Für die meisten Menschen, die sich für Musik interessieren, sind iTunes, Spotify, Pandora und so weiter zu solchen Gemeingütern geworden; Webseiten, bei denen die Nutzer mit ihrer Lieblingsmusik beginnen und diese dann weiter mit als ähnlich klassifizierter Musik verknüpfen. Studenten und fanatische Sammler sitzen vielleicht bis spät in die Nacht, um herauszufinden, wie sie die Dateien kostenlos bekommen, aber für die meisten Menschen sind die oben erwähnten Dienste der Standardweg, um neue Musik zu entdecken. Und diese Seiten nehmen keine Musik an, die kostenlos ist; sie wollen Geld verdienen. Weil ich meine Musik kostenlos zur Verfügung stelle, habe ich mich offenbar selbst aus diesem „Gemeingut” ausgeschlossen.

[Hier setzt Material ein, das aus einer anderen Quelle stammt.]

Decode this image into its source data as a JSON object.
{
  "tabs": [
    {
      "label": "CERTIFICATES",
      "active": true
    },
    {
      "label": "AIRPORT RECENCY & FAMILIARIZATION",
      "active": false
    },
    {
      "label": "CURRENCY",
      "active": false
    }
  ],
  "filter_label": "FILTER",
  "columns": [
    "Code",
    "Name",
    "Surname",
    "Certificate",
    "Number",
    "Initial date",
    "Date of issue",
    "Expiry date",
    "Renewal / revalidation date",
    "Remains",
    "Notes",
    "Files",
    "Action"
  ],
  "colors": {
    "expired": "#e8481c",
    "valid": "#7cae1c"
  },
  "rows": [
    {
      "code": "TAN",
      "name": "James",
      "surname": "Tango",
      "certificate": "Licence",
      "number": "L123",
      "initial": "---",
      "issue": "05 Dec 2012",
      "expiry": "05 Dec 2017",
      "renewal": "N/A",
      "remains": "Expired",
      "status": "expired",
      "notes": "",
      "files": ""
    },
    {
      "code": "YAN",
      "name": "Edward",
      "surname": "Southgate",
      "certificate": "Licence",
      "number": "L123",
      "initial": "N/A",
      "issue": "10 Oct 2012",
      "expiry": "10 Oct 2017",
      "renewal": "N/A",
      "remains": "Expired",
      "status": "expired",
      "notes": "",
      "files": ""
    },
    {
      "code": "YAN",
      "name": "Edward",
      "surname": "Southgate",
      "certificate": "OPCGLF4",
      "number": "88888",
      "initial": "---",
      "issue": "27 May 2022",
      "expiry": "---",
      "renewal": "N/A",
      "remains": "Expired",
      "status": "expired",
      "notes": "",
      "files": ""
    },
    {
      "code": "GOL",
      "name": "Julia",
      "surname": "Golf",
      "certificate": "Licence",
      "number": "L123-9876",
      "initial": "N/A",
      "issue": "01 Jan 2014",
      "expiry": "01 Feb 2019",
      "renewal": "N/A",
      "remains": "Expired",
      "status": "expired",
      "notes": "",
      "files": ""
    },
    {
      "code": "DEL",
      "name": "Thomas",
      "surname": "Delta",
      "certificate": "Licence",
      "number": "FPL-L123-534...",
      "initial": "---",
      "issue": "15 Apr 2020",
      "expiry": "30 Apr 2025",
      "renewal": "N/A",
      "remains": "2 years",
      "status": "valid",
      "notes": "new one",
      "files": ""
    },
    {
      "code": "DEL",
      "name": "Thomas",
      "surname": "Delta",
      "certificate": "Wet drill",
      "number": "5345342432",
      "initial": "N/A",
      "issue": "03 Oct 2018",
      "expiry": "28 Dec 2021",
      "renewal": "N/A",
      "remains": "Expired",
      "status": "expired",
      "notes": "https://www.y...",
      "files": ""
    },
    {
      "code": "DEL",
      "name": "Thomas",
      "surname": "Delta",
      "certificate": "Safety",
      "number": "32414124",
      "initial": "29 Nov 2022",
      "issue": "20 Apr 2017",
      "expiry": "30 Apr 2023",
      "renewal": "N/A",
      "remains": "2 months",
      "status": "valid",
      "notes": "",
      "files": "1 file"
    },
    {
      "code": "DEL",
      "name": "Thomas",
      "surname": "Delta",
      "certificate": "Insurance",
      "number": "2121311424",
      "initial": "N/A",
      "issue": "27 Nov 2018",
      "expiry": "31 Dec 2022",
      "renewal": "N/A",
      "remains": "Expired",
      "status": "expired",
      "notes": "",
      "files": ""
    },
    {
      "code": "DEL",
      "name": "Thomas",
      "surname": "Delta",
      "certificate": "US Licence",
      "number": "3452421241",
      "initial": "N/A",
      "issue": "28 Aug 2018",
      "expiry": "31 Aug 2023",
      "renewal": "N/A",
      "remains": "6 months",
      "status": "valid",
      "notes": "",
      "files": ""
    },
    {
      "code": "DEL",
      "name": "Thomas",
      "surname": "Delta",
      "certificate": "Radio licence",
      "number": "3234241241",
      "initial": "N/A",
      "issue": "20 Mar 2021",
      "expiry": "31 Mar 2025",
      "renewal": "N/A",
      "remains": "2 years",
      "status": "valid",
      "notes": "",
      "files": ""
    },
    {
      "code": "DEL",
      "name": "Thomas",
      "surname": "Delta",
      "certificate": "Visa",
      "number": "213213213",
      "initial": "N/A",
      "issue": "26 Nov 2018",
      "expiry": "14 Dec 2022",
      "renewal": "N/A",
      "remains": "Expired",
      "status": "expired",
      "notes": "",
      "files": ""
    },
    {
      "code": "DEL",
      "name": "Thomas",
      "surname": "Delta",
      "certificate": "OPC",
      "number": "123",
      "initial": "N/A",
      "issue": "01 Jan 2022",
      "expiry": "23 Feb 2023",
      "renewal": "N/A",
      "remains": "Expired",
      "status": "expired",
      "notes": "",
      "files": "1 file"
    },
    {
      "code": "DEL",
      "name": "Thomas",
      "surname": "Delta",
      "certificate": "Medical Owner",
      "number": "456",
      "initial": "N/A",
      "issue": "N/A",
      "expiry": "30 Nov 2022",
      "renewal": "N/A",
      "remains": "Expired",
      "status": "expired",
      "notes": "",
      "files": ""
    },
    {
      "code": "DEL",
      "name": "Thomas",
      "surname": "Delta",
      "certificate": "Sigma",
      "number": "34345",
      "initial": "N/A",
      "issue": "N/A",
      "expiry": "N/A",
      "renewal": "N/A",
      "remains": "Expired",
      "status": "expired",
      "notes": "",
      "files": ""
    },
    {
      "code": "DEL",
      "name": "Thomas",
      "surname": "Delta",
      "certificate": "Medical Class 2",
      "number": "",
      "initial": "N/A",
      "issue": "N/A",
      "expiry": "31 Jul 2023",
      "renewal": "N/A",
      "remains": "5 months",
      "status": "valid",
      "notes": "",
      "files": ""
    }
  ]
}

Falscher Alarm auf Youtube
Jacques Sirot ist ein unabhängiger französischer Künstler und Filmemacher. Er hat meine Musik als Soundtrack für einen seiner letzten Filme genutzt, weil ich deutlich gesagt habe, dass er (und jeder andere auch) das darf. Um auf Nummer sicher zu gehen, vermerkte er auf Youtube, wo er den Film veröffentlicht hat: „Dieser Creative-Commons-Film nutzt das Lied „Say No More“ von Bob Ostertag, das unter CC-Lizenz steht; die Nutzung wurde zudem vom Künstler persönlich genehmigt.“
Doch kurz nach Veröffentlichung wurde der Film wegen Urheberrechtsverletzungen gesperrt, mit dem Vermerk, „dass er möglicherweise Inhalte enthält, die IODA [Independent Online Distribution Alliance, B.O.] gehören oder von ihr lizenziert wurden”. Jacques widersprach so:
Dieses Video enthält Elemente, die urheberrechtlich geschützt sind, aber mit gültiger Lizenz oder schriftlicher Genehmigung durch den Rechteinhaber verwendet wurden. Bob Ostertag wurde über die Nutzung seiner Musik informiert, die er unter Creative-Commons-Lizenz vertreibt, und hat die Verwendung erlaubt.
Im besten Gewissen glaube ich, dass die Anschuldigungen nicht berechtigt sind, und dass ich aus obenstehenden Gründen die nötigen Rechte an allen Inhalten meines Videos besitze. Ich habe keine vorsätzlich falsche Erklärung abgegeben und nutze dieses Einspruchsprozedere nicht auf missbräuchliche Weise, um Rechte dritter Parteien zu unterlaufen.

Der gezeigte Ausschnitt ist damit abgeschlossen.